There. Now chunks is a large dictionary indexed by blobs of four letters. Let’s look at some properties of this. Let’s get a histogram of chunk counts.


chunk_sizes = dict()
for chunk, count in chunks.iteritems():
    if count not in chunk_sizes:
        chunk_sizes[count] = 0;
    chunk_sizes[count] += 1

1:		############
2:		###########
3:		##########
4:		##########
5:		##########
6:		#########
7:		#########
8:		#########
9:		#########
10:		#########
11:		#########
12:		########
13:		########
14:		########
15:		########
16:		########
17:		########
18:		########
19:		########
20:		########
...
1611720:		

There are 2^12 chunks of 4-letters which appear once. This falls off linearly in our graph which is logarithmically in the actual numbers. (So there are half as many chunks which appear 2x and a quarter as many which appear 3x, and so on.) This parallels Zipf’s Law. 200 words make up 90% of sentences. We get a lot of information from the small, 1% of words which are unique to a document. There are a practically infinite number of words which appear once or twice, however. There’s plenty of room to compress this.

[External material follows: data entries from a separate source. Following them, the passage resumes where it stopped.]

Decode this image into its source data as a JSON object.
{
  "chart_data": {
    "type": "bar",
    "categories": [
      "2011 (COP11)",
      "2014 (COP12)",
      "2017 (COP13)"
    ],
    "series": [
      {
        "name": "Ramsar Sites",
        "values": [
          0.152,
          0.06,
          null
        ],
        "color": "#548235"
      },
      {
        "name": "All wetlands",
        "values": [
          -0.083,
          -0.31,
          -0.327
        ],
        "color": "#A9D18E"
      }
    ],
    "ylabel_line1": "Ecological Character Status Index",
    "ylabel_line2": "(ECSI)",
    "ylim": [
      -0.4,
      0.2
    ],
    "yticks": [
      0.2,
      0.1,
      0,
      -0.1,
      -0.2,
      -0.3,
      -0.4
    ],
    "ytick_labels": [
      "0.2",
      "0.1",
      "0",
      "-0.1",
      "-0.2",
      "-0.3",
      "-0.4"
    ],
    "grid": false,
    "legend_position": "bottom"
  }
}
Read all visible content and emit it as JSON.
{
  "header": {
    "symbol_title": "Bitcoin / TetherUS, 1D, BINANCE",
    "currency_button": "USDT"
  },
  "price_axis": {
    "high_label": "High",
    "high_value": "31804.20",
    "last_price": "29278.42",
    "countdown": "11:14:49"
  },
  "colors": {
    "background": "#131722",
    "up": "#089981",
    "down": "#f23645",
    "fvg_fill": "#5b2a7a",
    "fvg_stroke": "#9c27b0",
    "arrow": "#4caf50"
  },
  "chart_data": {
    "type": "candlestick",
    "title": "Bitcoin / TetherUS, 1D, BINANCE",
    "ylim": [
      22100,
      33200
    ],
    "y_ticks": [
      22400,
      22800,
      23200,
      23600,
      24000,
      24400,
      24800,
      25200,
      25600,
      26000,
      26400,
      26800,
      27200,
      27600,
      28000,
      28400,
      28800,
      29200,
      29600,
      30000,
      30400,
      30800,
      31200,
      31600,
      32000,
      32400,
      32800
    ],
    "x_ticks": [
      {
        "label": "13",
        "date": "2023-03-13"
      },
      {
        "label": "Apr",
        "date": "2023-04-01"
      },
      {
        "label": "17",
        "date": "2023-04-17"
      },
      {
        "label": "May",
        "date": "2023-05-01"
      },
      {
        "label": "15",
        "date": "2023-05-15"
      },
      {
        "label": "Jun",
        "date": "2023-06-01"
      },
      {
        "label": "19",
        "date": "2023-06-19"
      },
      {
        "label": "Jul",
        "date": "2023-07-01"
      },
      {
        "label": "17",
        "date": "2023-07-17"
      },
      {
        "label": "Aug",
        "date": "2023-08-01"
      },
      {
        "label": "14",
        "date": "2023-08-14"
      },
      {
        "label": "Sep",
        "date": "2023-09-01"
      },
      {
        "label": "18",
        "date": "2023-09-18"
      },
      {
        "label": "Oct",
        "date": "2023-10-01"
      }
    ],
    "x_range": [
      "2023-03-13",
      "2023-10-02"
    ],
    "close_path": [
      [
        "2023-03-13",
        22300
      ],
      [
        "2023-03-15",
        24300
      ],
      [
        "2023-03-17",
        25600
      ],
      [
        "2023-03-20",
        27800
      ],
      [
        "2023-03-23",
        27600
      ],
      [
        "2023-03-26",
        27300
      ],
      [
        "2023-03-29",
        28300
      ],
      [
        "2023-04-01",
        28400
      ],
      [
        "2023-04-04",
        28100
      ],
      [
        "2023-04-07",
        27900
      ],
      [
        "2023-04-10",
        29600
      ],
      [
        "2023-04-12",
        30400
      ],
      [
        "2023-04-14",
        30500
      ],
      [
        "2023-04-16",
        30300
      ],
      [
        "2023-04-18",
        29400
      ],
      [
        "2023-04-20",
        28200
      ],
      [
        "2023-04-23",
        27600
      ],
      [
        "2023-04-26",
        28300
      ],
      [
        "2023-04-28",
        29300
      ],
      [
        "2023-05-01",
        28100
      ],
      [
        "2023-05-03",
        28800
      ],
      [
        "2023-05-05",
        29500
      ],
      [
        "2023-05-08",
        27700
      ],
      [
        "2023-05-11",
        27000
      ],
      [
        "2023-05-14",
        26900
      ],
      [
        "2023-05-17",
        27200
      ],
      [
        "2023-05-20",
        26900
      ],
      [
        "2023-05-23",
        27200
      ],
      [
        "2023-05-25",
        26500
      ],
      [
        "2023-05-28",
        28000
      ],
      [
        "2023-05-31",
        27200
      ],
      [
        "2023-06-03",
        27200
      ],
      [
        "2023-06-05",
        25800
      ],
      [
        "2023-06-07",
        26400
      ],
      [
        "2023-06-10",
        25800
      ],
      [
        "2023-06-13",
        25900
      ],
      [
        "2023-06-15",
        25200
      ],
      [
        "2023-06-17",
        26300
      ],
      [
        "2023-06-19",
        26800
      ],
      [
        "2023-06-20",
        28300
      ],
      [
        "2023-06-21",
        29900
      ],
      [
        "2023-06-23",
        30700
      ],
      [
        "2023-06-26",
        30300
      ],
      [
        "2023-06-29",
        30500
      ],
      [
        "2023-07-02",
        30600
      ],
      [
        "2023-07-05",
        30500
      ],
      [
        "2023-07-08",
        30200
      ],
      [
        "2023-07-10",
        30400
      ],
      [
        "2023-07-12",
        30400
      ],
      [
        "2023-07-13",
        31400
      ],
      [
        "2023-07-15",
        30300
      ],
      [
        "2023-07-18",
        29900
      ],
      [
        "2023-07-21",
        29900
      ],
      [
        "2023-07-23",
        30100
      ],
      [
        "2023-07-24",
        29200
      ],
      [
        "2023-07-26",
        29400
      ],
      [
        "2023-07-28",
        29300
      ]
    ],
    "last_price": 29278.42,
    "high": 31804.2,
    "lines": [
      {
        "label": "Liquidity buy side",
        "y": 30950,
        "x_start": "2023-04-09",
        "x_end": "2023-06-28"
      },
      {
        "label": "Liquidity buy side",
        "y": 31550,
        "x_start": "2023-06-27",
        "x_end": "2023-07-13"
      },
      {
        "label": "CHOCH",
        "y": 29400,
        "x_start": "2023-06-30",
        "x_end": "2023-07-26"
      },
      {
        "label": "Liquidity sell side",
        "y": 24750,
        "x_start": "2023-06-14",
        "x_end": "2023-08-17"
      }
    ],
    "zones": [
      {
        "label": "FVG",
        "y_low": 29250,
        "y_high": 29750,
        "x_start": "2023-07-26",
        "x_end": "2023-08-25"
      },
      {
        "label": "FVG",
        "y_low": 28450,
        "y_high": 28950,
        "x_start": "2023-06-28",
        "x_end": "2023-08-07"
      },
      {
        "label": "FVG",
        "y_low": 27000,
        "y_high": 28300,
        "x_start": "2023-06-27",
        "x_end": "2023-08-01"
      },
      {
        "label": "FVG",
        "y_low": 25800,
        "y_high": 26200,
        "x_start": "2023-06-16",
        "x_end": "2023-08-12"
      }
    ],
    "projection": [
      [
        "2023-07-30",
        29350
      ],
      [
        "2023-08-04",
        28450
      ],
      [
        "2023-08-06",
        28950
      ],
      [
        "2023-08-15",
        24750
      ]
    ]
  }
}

There are 1611720 unique chunks of four characters in our sample. The most frequent chunk appears 339365 times. Well, by the magic of binary and exponents, if we have a representation with log(1611720)+1 bits, we can represent all the chunks uniquely! It even has a bit of a margin to allow us to compose/cover unseen cases. How many bits do we need? 16. 16 bits to cover all those cases.

Let’s try and train a network to go from 128^4 to 16 bits.